FIFA-banned former president of the Ghana Football Association (GFA), Kwesi Nyantakyi, has alleged without evidence that he paid $100,000 through renowned lawyer Kwame Gyan, a lecturer at Legon, to be given as bribe to investigative journalist, Anas Aremeyaw Anas, to influence them from releasing the investigative video, Number 12, which saw his ouster.
“Before the video was released, a former colleague at the GFA Exco, Adam Munkaila, took me to Anas’ lawyers, a certain Kwame Gyan, a lecturer at Legon. I met him at his residence around Westland and he told me Anas was his student and had informed him he needed $150,000 to kill the story.
“I had never been to his house before.

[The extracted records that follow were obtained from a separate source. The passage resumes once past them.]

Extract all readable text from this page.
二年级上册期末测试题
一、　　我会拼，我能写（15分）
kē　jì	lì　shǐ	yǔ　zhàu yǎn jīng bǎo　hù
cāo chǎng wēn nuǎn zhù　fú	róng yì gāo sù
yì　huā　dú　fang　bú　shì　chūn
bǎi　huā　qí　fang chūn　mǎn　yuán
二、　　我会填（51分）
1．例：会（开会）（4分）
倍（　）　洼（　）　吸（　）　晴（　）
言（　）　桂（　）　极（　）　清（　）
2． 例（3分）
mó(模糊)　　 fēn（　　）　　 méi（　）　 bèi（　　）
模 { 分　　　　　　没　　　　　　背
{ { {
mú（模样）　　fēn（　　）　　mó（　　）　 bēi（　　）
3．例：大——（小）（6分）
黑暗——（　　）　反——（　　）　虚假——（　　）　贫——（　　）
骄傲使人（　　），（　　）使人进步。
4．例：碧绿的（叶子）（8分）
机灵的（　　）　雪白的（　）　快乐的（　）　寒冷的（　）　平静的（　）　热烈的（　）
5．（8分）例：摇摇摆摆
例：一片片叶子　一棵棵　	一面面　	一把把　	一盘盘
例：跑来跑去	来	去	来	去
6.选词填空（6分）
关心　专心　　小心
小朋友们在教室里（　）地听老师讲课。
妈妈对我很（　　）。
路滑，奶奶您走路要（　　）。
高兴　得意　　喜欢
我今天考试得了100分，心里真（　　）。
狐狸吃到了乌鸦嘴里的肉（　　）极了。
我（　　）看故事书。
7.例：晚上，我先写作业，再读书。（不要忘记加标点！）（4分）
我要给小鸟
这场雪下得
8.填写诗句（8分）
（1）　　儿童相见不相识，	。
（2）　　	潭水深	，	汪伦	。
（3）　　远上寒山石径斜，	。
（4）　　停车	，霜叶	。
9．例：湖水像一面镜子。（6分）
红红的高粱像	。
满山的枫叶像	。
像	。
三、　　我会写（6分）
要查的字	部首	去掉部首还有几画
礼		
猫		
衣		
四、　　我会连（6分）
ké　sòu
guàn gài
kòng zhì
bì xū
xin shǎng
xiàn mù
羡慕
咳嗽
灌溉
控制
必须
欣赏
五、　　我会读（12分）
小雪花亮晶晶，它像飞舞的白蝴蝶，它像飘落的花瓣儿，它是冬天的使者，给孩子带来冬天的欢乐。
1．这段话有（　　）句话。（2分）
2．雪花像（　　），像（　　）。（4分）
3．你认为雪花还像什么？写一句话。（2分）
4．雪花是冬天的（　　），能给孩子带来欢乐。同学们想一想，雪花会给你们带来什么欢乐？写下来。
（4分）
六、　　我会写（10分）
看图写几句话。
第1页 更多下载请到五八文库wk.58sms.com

I gave them $100,000, but they told me the amount was inadequate and later went ahead to release the video,” he said in an interview with Captain Smart on Onua TV yesterday.
He continued that “After the video came out, I asked for a refund and even the refund was done in pieces. Today, they would bring $20,000, and the next day another $10,000. They were giving me stories, but eventually I got everything back.”
Nyantakyi also alleged that Anas’ lawyers told him the $100, 000 was inadequate and so they went ahead to air the video.
Recall that in June 2018, Anas released a video investigation that captured the 55-year-old along with several other football administrators and officials compromising the integrity of the game at a monumental scale.
The Number 12: When Greed and Corruption Become the Norm, is an investigative documentary by Ghanaian award-winning journalist, Anas Aremeyaw Anas, and his investigative group, Tiger Eye P. I., which premiered on 6 June 2018, highlighted the level of corruption in football and among football administrators in Ghana. The British Broadcasting Corporation (BBC) provided technical support for the investigation and secured the right to show it to a global audience.
Nyantakyi resigned from all his roles at the GFA, CAF, and FIFA and was in the end handed a lifetime ban from football, which later was reduced to 15 years.